It is so easy, particularly if you are a woman, to give yourself away. Society has raised us to be polite, considerate, to always think of others before ourselves. Be quiet. Know your place. Respect your elders (simply for being elder than you, not necessarily because they are worthy of respect). That’s not how a lady (or gentleman) would behave. There is nothing inherently wrong with politesse and certainly many situations in life call for it, but all of these demands we are given when we’re young lead to the suppression of one’s true self in an effort to cater to the comfort and satisfaction of others.

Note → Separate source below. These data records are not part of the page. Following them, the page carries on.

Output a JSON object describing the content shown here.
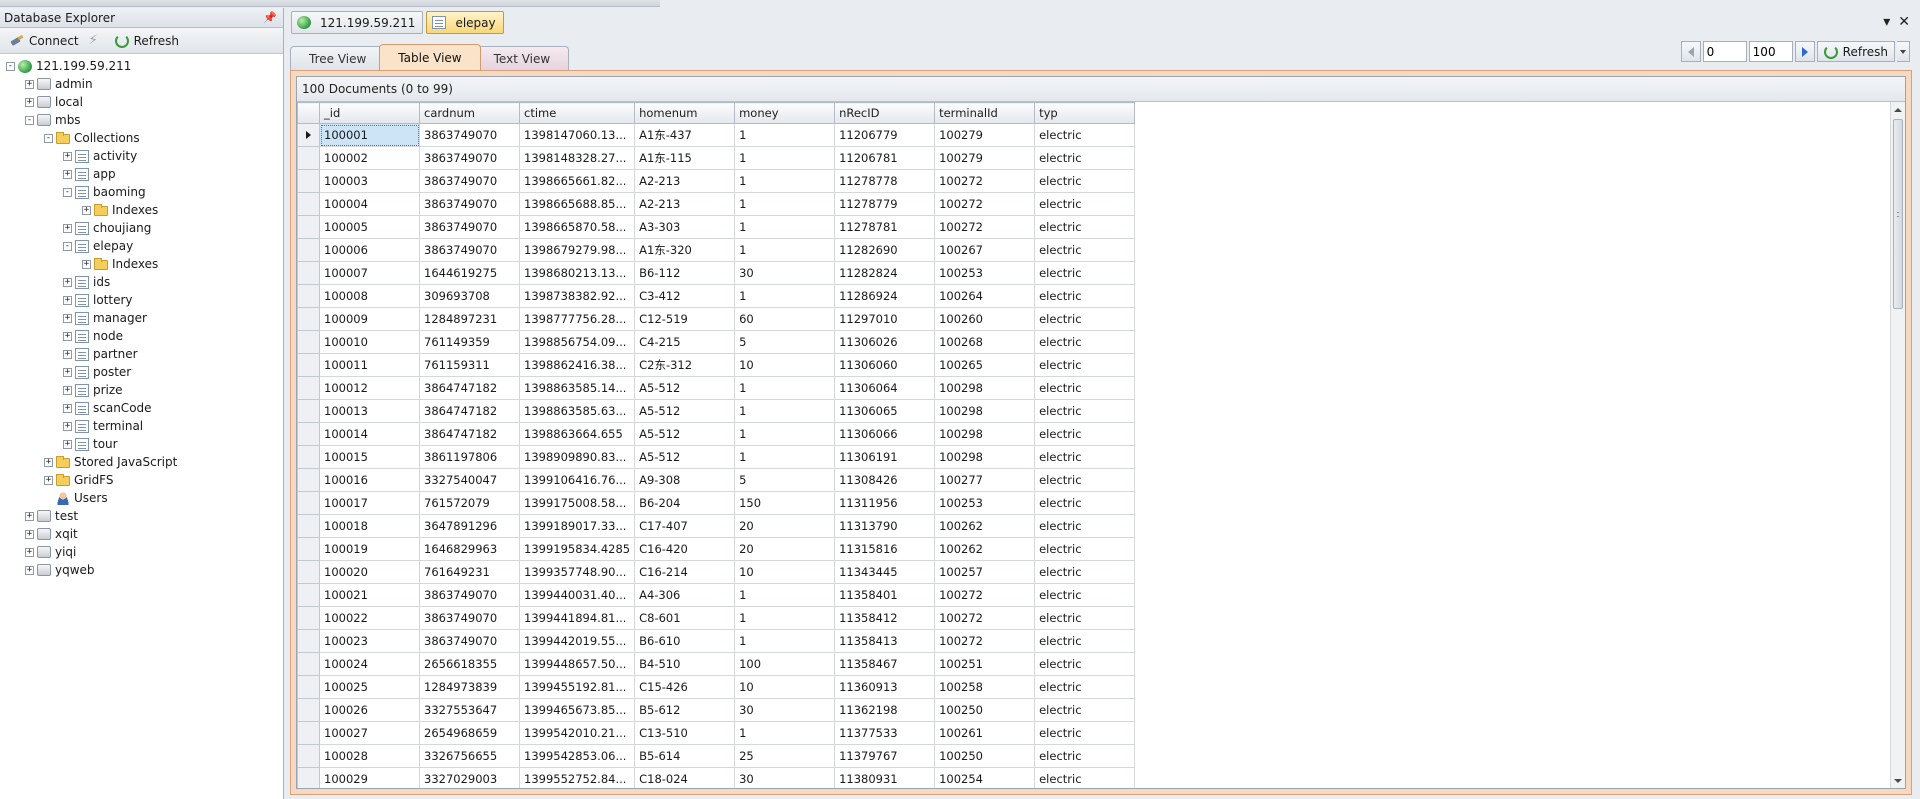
{
  "explorer": {
    "title": "Database Explorer",
    "connect_label": "Connect",
    "refresh_label": "Refresh"
  },
  "tree": [
    {
      "label": "121.199.59.211",
      "depth": 0,
      "icon": "server",
      "exp": "-"
    },
    {
      "label": "admin",
      "depth": 1,
      "icon": "db",
      "exp": "+"
    },
    {
      "label": "local",
      "depth": 1,
      "icon": "db",
      "exp": "+"
    },
    {
      "label": "mbs",
      "depth": 1,
      "icon": "db",
      "exp": "-"
    },
    {
      "label": "Collections",
      "depth": 2,
      "icon": "folder",
      "exp": "-"
    },
    {
      "label": "activity",
      "depth": 3,
      "icon": "coll",
      "exp": "+"
    },
    {
      "label": "app",
      "depth": 3,
      "icon": "coll",
      "exp": "+"
    },
    {
      "label": "baoming",
      "depth": 3,
      "icon": "coll",
      "exp": "-"
    },
    {
      "label": "Indexes",
      "depth": 4,
      "icon": "folder",
      "exp": "+"
    },
    {
      "label": "choujiang",
      "depth": 3,
      "icon": "coll",
      "exp": "+"
    },
    {
      "label": "elepay",
      "depth": 3,
      "icon": "coll",
      "exp": "-"
    },
    {
      "label": "Indexes",
      "depth": 4,
      "icon": "folder",
      "exp": "+"
    },
    {
      "label": "ids",
      "depth": 3,
      "icon": "coll",
      "exp": "+"
    },
    {
      "label": "lottery",
      "depth": 3,
      "icon": "coll",
      "exp": "+"
    },
    {
      "label": "manager",
      "depth": 3,
      "icon": "coll",
      "exp": "+"
    },
    {
      "label": "node",
      "depth": 3,
      "icon": "coll",
      "exp": "+"
    },
    {
      "label": "partner",
      "depth": 3,
      "icon": "coll",
      "exp": "+"
    },
    {
      "label": "poster",
      "depth": 3,
      "icon": "coll",
      "exp": "+"
    },
    {
      "label": "prize",
      "depth": 3,
      "icon": "coll",
      "exp": "+"
    },
    {
      "label": "scanCode",
      "depth": 3,
      "icon": "coll",
      "exp": "+"
    },
    {
      "label": "terminal",
      "depth": 3,
      "icon": "coll",
      "exp": "+"
    },
    {
      "label": "tour",
      "depth": 3,
      "icon": "coll",
      "exp": "+"
    },
    {
      "label": "Stored JavaScript",
      "depth": 2,
      "icon": "folder",
      "exp": "+"
    },
    {
      "label": "GridFS",
      "depth": 2,
      "icon": "folder",
      "exp": "+"
    },
    {
      "label": "Users",
      "depth": 2,
      "icon": "user",
      "exp": ""
    },
    {
      "label": "test",
      "depth": 1,
      "icon": "db",
      "exp": "+"
    },
    {
      "label": "xqit",
      "depth": 1,
      "icon": "db",
      "exp": "+"
    },
    {
      "label": "yiqi",
      "depth": 1,
      "icon": "db",
      "exp": "+"
    },
    {
      "label": "yqweb",
      "depth": 1,
      "icon": "db",
      "exp": "+"
    }
  ],
  "doc_tabs": [
    {
      "label": "121.199.59.211",
      "icon": "server"
    },
    {
      "label": "elepay",
      "icon": "table"
    }
  ],
  "view_tabs": [
    "Tree View",
    "Table View",
    "Text View"
  ],
  "pager": {
    "from": "0",
    "count": "100",
    "refresh_label": "Refresh"
  },
  "doc_count": "100 Documents (0 to 99)",
  "columns": [
    "_id",
    "cardnum",
    "ctime",
    "homenum",
    "money",
    "nRecID",
    "terminalId",
    "typ"
  ],
  "rows": [
    [
      "100001",
      "3863749070",
      "1398147060.13...",
      "A1东-437",
      "1",
      "11206779",
      "100279",
      "electric"
    ],
    [
      "100002",
      "3863749070",
      "1398148328.27...",
      "A1东-115",
      "1",
      "11206781",
      "100279",
      "electric"
    ],
    [
      "100003",
      "3863749070",
      "1398665661.82...",
      "A2-213",
      "1",
      "11278778",
      "100272",
      "electric"
    ],
    [
      "100004",
      "3863749070",
      "1398665688.85...",
      "A2-213",
      "1",
      "11278779",
      "100272",
      "electric"
    ],
    [
      "100005",
      "3863749070",
      "1398665870.58...",
      "A3-303",
      "1",
      "11278781",
      "100272",
      "electric"
    ],
    [
      "100006",
      "3863749070",
      "1398679279.98...",
      "A1东-320",
      "1",
      "11282690",
      "100267",
      "electric"
    ],
    [
      "100007",
      "1644619275",
      "1398680213.13...",
      "B6-112",
      "30",
      "11282824",
      "100253",
      "electric"
    ],
    [
      "100008",
      "309693708",
      "1398738382.92...",
      "C3-412",
      "1",
      "11286924",
      "100264",
      "electric"
    ],
    [
      "100009",
      "1284897231",
      "1398777756.28...",
      "C12-519",
      "60",
      "11297010",
      "100260",
      "electric"
    ],
    [
      "100010",
      "761149359",
      "1398856754.09...",
      "C4-215",
      "5",
      "11306026",
      "100268",
      "electric"
    ],
    [
      "100011",
      "761159311",
      "1398862416.38...",
      "C2东-312",
      "10",
      "11306060",
      "100265",
      "electric"
    ],
    [
      "100012",
      "3864747182",
      "1398863585.14...",
      "A5-512",
      "1",
      "11306064",
      "100298",
      "electric"
    ],
    [
      "100013",
      "3864747182",
      "1398863585.63...",
      "A5-512",
      "1",
      "11306065",
      "100298",
      "electric"
    ],
    [
      "100014",
      "3864747182",
      "1398863664.655",
      "A5-512",
      "1",
      "11306066",
      "100298",
      "electric"
    ],
    [
      "100015",
      "3861197806",
      "1398909890.83...",
      "A5-512",
      "1",
      "11306191",
      "100298",
      "electric"
    ],
    [
      "100016",
      "3327540047",
      "1399106416.76...",
      "A9-308",
      "5",
      "11308426",
      "100277",
      "electric"
    ],
    [
      "100017",
      "761572079",
      "1399175008.58...",
      "B6-204",
      "150",
      "11311956",
      "100253",
      "electric"
    ],
    [
      "100018",
      "3647891296",
      "1399189017.33...",
      "C17-407",
      "20",
      "11313790",
      "100262",
      "electric"
    ],
    [
      "100019",
      "1646829963",
      "1399195834.4285",
      "C16-420",
      "20",
      "11315816",
      "100262",
      "electric"
    ],
    [
      "100020",
      "761649231",
      "1399357748.90...",
      "C16-214",
      "10",
      "11343445",
      "100257",
      "electric"
    ],
    [
      "100021",
      "3863749070",
      "1399440031.40...",
      "A4-306",
      "1",
      "11358401",
      "100272",
      "electric"
    ],
    [
      "100022",
      "3863749070",
      "1399441894.81...",
      "C8-601",
      "1",
      "11358412",
      "100272",
      "electric"
    ],
    [
      "100023",
      "3863749070",
      "1399442019.55...",
      "B6-610",
      "1",
      "11358413",
      "100272",
      "electric"
    ],
    [
      "100024",
      "2656618355",
      "1399448657.50...",
      "B4-510",
      "100",
      "11358467",
      "100251",
      "electric"
    ],
    [
      "100025",
      "1284973839",
      "1399455192.81...",
      "C15-426",
      "10",
      "11360913",
      "100258",
      "electric"
    ],
    [
      "100026",
      "3327553647",
      "1399465673.85...",
      "B5-612",
      "30",
      "11362198",
      "100250",
      "electric"
    ],
    [
      "100027",
      "2654968659",
      "1399542010.21...",
      "C13-510",
      "1",
      "11377533",
      "100261",
      "electric"
    ],
    [
      "100028",
      "3326756655",
      "1399542853.06...",
      "B5-614",
      "25",
      "11379767",
      "100250",
      "electric"
    ],
    [
      "100029",
      "3327029003",
      "1399552752.84...",
      "C18-024",
      "30",
      "11380931",
      "100254",
      "electric"
    ]
  ],
  "colors": {
    "accent_tab": "#f8d77a",
    "selection": "#cde4f7",
    "content_border": "#f7d9bf"
  }
}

On the topic of giving ourselves away, Anne Wilson Schaef writes:
“As women, we are often so generous, especially with ourselves, that we give little pieces of ourselves away to almost anyone who asks. At the time, we hardly notice. Sometimes the pieces we give away are so miniscule that they really seem unimportant . . . a favor here . . . letting something go by that we know is wrong there . . . swallowing the anger from an injustice done to us somewhere else. We can handle each one individually, and we are unaware of the cumulative effect of years of giving away little bits and pieces of ourselves.

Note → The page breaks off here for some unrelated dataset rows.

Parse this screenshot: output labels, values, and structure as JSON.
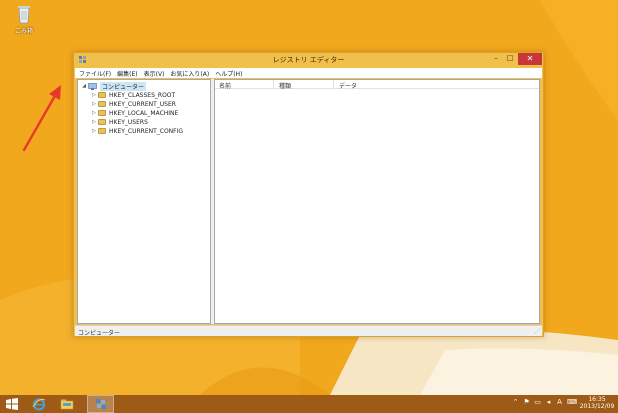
{
  "desktop": {
    "recycle_bin_label": "ごみ箱",
    "colors": {
      "wallpaper": "#f2a81c",
      "taskbar": "#9e5a17",
      "arrow": "#e8382a"
    }
  },
  "window": {
    "title": "レジストリ エディター",
    "controls": {
      "minimize": "–",
      "maximize": "□",
      "close": "✕"
    },
    "menu": [
      "ファイル(F)",
      "編集(E)",
      "表示(V)",
      "お気に入り(A)",
      "ヘルプ(H)"
    ],
    "tree": {
      "root": {
        "label": "コンピューター",
        "expander": "◢"
      },
      "children": [
        {
          "label": "HKEY_CLASSES_ROOT",
          "expander": "▷"
        },
        {
          "label": "HKEY_CURRENT_USER",
          "expander": "▷"
        },
        {
          "label": "HKEY_LOCAL_MACHINE",
          "expander": "▷"
        },
        {
          "label": "HKEY_USERS",
          "expander": "▷"
        },
        {
          "label": "HKEY_CURRENT_CONFIG",
          "expander": "▷"
        }
      ]
    },
    "list_columns": [
      "名前",
      "種類",
      "データ"
    ],
    "status_text": "コンピューター",
    "accent_color": "#f1c04b",
    "close_color": "#c7373a"
  },
  "taskbar": {
    "icons": [
      "windows-start-icon",
      "internet-explorer-icon",
      "file-explorer-icon",
      "registry-editor-icon"
    ],
    "clock_time": "16:35",
    "clock_date": "2013/12/09"
  }
}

We have allowed ourselves to be almost devoured by those around us.”
When I first started therapy, this is exactly how I felt. I was living my life for everyone around me. Everything I did was to appease someone other than myself. I felt pulled in a hundred different directions, and as though I was an empty shell living a lie. Every time we hold back from speaking our minds, from telling uncomfortable truths, or standing up for ourselves and others, we give a little piece of ourselves away. Every time we say yes when we really wish to say no, or every time we remain silent in the face of mistreatment or disrespect out of fear of rocking the boat or being viewed as a bitch (a frequent concern for women) we belittle ourselves just that tiny bit more. All of these seemingly insignificant moments add up until we look around one day and ask where our selves went. Someone has taken all of us away. It is a death by a thousand cuts.
The beauty is that by realizing this, we can change it. We give ourselves the authority to take our power back from those to whom we gave it. When you do this, you’ll notice something interesting start to happen. Some people (many, in fact) will rebel against this change in you. True friends, though, will appreciate you for who you are and not what you give to them. Decent people will respect you for being true to yourself. They just may require a bit of an adjustment period to become accustomed to the change.